Understanding apprenticeships

Robin Jackson, Land based Industry Manager at City & Guilds, explains how the new apprenticeship standard works

Most employers will be aware of apprenticeships as a means of taking on new staff and then providing them with the knowledge and skills appropriate for that business. In essence, they are a formal training scheme that allows businesses to grow and develop their own talent.

Transition period

However, for employers who might not have been an apprentice themselves, or have not taken on an apprentice, the process can feel complex and mysterious. Currently, the system is going through a period of transition in England from what are known as frameworks onto new standards. This period of transition will end on 31st July 2020, after which only standards will be available. To understand the difference requires a brief history lesson.

Until recently, apprenticeship frameworks in England required apprentices to spend time developing their skills and knowledge on- and off-the-job, achieve a work-based Diploma qualification, demonstrate a good level of English and Maths, and complete an employment rights and responsibilities workbook. Employers would work with a training provider (either a college or an independent training provider) to source an apprentice; the training provider would then manage the apprentice’s programme, with the main qualification being externally quality assured and certificated by an awarding body, such as City & Guilds. Once the training provider had evidence the apprentice had achieved everything required, the training provider would then claim the apprentice’s completion certificate.

Richard Review of Apprenticeships

However, following feedback from employers that in general apprenticeships were not supplying them with work ready employees, in 2012 the Richard Review of Apprenticeships recommended to the Government that employers are more directly involved, making them central in both the design and the delivery of new apprenticeship programmes. The outcome were apprenticeship standards in England, although it is worth noting that the current apprenticeship programmes being used in Wales, Scotland and Northern Ireland are continuing as they are at present.

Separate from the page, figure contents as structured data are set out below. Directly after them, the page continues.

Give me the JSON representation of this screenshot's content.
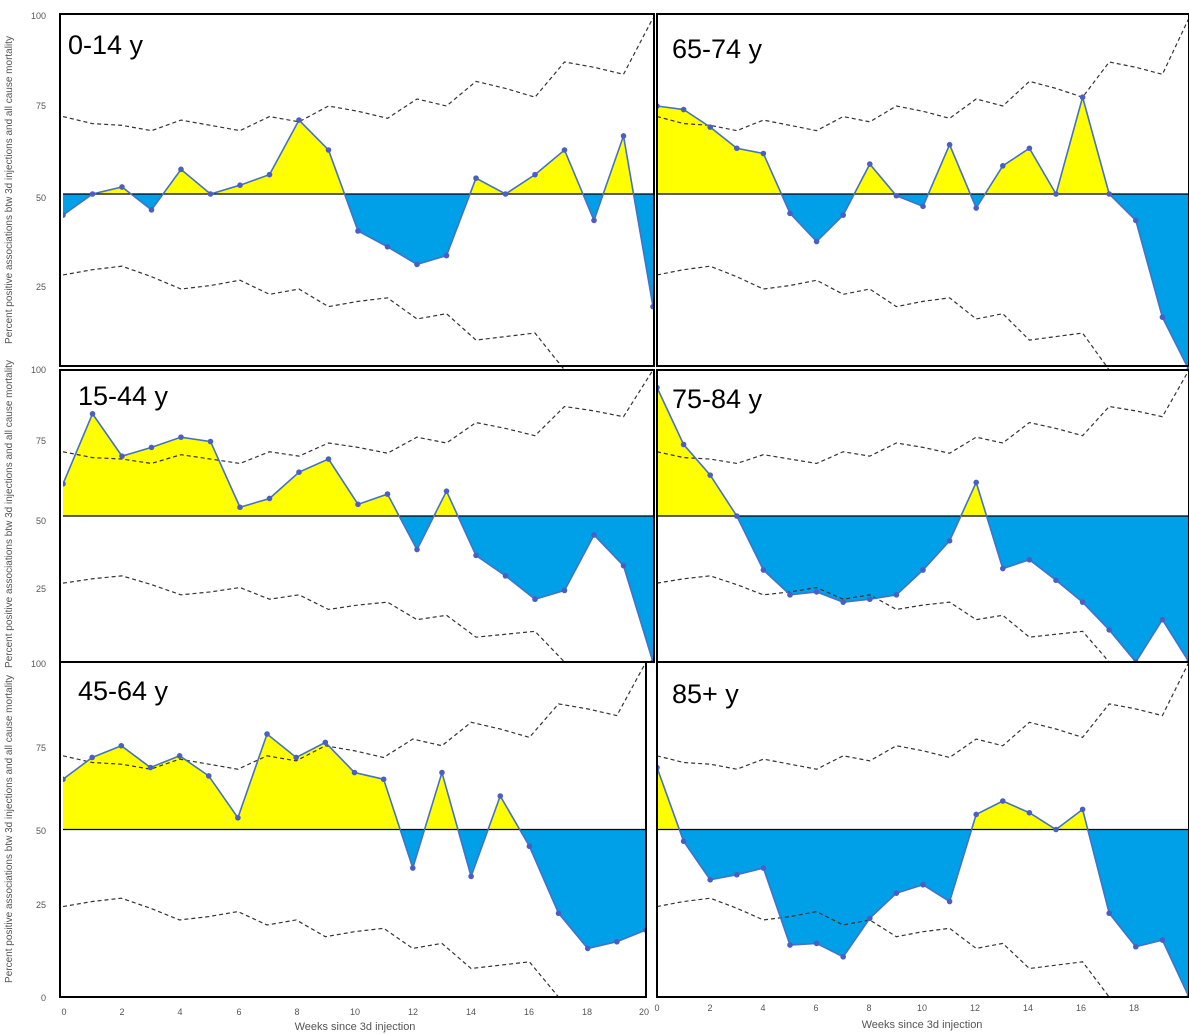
{
  "chart_data": {
    "type": "area",
    "ylabel": "Percent positive associations btw 3d injections and all cause mortality",
    "xlabel": "Weeks since 3d injection",
    "y_ticks": [
      "100",
      "75",
      "50",
      "25",
      "0"
    ],
    "x_ticks": [
      "0",
      "2",
      "4",
      "6",
      "8",
      "10",
      "12",
      "14",
      "16",
      "18",
      "20"
    ],
    "ylim": [
      0,
      100
    ],
    "xlim": [
      0,
      20
    ],
    "reference_line": 50,
    "colors": {
      "above": "#ffff00",
      "below": "#00a0e9",
      "line": "#4472c4",
      "point": "#4a5fc1",
      "band": "#333333",
      "frame": "#000000"
    },
    "confidence_band": {
      "upper": [
        [
          0,
          72
        ],
        [
          1,
          70
        ],
        [
          2,
          69.5
        ],
        [
          3,
          68
        ],
        [
          4,
          71
        ],
        [
          5,
          69.5
        ],
        [
          6,
          68
        ],
        [
          7,
          72
        ],
        [
          8,
          70.5
        ],
        [
          9,
          75
        ],
        [
          10,
          73.5
        ],
        [
          11,
          71.5
        ],
        [
          12,
          77
        ],
        [
          13,
          75
        ],
        [
          14,
          82
        ],
        [
          15,
          80
        ],
        [
          16,
          77.5
        ],
        [
          17,
          87.5
        ],
        [
          18,
          86
        ],
        [
          19,
          84
        ],
        [
          20,
          100
        ]
      ],
      "lower": [
        [
          0,
          27
        ],
        [
          1,
          28.5
        ],
        [
          2,
          29.5
        ],
        [
          3,
          26.5
        ],
        [
          4,
          23
        ],
        [
          5,
          24
        ],
        [
          6,
          25.5
        ],
        [
          7,
          21.5
        ],
        [
          8,
          23
        ],
        [
          9,
          18
        ],
        [
          10,
          19.5
        ],
        [
          11,
          20.5
        ],
        [
          12,
          14.5
        ],
        [
          13,
          16
        ],
        [
          14,
          8.5
        ],
        [
          15,
          9.5
        ],
        [
          16,
          10.5
        ],
        [
          17,
          0
        ],
        [
          18,
          0
        ],
        [
          19,
          0
        ],
        [
          20,
          0
        ]
      ]
    },
    "panels": [
      {
        "label": "0-14 y",
        "x": [
          0,
          1,
          2,
          3,
          4,
          5,
          6,
          7,
          8,
          9,
          10,
          11,
          12,
          13,
          14,
          15,
          16,
          17,
          18,
          19,
          20
        ],
        "y": [
          44,
          50,
          52,
          45.5,
          57,
          50,
          52.5,
          55.5,
          71,
          62.5,
          39.5,
          35,
          30,
          32.5,
          54.5,
          50,
          55.5,
          62.5,
          42.5,
          66.5,
          18
        ]
      },
      {
        "label": "65-74 y",
        "x": [
          0,
          1,
          2,
          3,
          4,
          5,
          6,
          7,
          8,
          9,
          10,
          11,
          12,
          13,
          14,
          15,
          16,
          17,
          18,
          19,
          20
        ],
        "y": [
          75,
          74,
          69,
          63,
          61.5,
          44.5,
          36.5,
          44,
          58.5,
          49.5,
          46.5,
          64,
          46,
          58,
          63,
          50,
          77.5,
          50,
          42.5,
          15,
          0
        ]
      },
      {
        "label": "15-44 y",
        "x": [
          0,
          1,
          2,
          3,
          4,
          5,
          6,
          7,
          8,
          9,
          10,
          11,
          12,
          13,
          14,
          15,
          16,
          17,
          18,
          19,
          20
        ],
        "y": [
          61,
          85,
          70.5,
          73.5,
          77,
          75.5,
          53,
          56,
          65,
          69.5,
          54,
          57.5,
          38.5,
          58.5,
          36.5,
          29.5,
          21.5,
          24.5,
          43.5,
          33,
          0
        ]
      },
      {
        "label": "75-84 y",
        "x": [
          0,
          1,
          2,
          3,
          4,
          5,
          6,
          7,
          8,
          9,
          10,
          11,
          12,
          13,
          14,
          15,
          16,
          17,
          18,
          19,
          20
        ],
        "y": [
          94,
          74.5,
          64,
          50,
          31.5,
          23,
          24,
          20.5,
          21.5,
          23,
          31.5,
          41.5,
          61.5,
          32,
          35,
          28,
          20.5,
          11,
          0,
          14.5,
          0
        ]
      },
      {
        "label": "45-64 y",
        "x": [
          0,
          1,
          2,
          3,
          4,
          5,
          6,
          7,
          8,
          9,
          10,
          11,
          12,
          13,
          14,
          15,
          16,
          17,
          18,
          19,
          20
        ],
        "y": [
          65,
          71.5,
          75,
          68.5,
          72,
          66,
          53.5,
          78.5,
          71.5,
          76,
          67,
          65,
          38.5,
          67,
          36,
          60,
          45,
          25,
          14.5,
          16.5,
          20
        ]
      },
      {
        "label": "85+ y",
        "x": [
          0,
          1,
          2,
          3,
          4,
          5,
          6,
          7,
          8,
          9,
          10,
          11,
          12,
          13,
          14,
          15,
          16,
          17,
          18,
          19,
          20
        ],
        "y": [
          68.5,
          46.5,
          35,
          36.5,
          38.5,
          15.5,
          16,
          12,
          23.5,
          31,
          33.5,
          28.5,
          54.5,
          58.5,
          55,
          50,
          56,
          25,
          15,
          17,
          0
        ]
      }
    ]
  }
}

These standards are developed by groups of employers and intended to be short, concise and easy to understand. They describe the skills, knowledge and behaviours required for an individual to be considered fully competent in a specific occupation/named job role. Associated with each standard is an assessment plan, also designed by the same employer group, which sets out how each apprentice will be rigorously and independently assessed to determine competency. The standards and their associated assessment plans are published on the Institute for Apprenticeships website once they are approved and ‘available to deliver’.

There are some things that remain the same, irrespective of whether the apprentice is on a framework or a standard. They must have a contract of employment, work at least 30 paid hours a week, undertake a minimum of 20% off-the-job learning, be an apprentice for at least 12 months and paid be at least the national minimum wage for the time they are in work and in off-the-job training. However, there are some differences associated with the new standards, the most fundamental being the change from continuous assessment throughout the apprenticeship, to the entire assessment being undertaken at the end (referred to as independent end-point assessment). 

Open to all ages

To take on an apprentice, an employer now needs to identify the most appropriate standard that relates to the job role they wish to fill and which is ‘available to deliver’, for example, Landscape Operative. (Employers are not able to access funding or the levy to pay for an apprenticeship programme they develop themselves.) They then need to identify a training provider that is on the Register of Approved Training Providers (ROAPT) and subsequently agree a price for the total cost of the apprenticeship, including the training costs. There are no age restrictions on becoming an apprentice, as long as the individual is 16 years old and they can be either a new or a current employee.

The employer, training provider and apprentice must work collaboratively together whilst the apprentice is ‘on-programme’ to ensure that the apprentice develops the required knowledge, skills and behaviours. Apprentices no longer necessarily have to achieve a qualification as part of their programme, unless the standard states there are mandatory qualifications. 

End point assessment

Once all three agree that the apprentice has become competent and met all mandatory requirements identified in the standard, the apprentice has reached what is known as the Gateway and is ready for end-point assessment. This must be undertaken by an organisation that is independent of the employer, training provider and apprentice. The employer must select this organisation from the Register of End Point Assessment Organisations, and then the training provider contracts with this organisation on behalf of the employer. The independent assessment organisation undertakes the end-point assessment in line with the requirements of the assessment plan. If the apprentice is successful, the assessment organisation will request the apprentice’s completion certificate.

What is evident is the central role employers now play in making decisions that influence their apprentice’s training and assessment. For those employers who pay the apprenticeship levy (i.e. those with a wage bill >£3M per year), they can use their levy payment to pay for the apprentice’s training programme and end-point assessment. For those smaller employers who do not pay the levy, they are able to access up to 90% of the maximum available funding, but must pay pro-rata the remaining 10% (known as ‘co-funding’). However, in the recent budget statement, The Chancellor of the Exchequer announced that at some point in 2019, this employer contribution will be reduced to 5%. This may be enough incentive to encourage currently hesitant employers to consider engaging with apprenticeships to shape their business to address future challenges.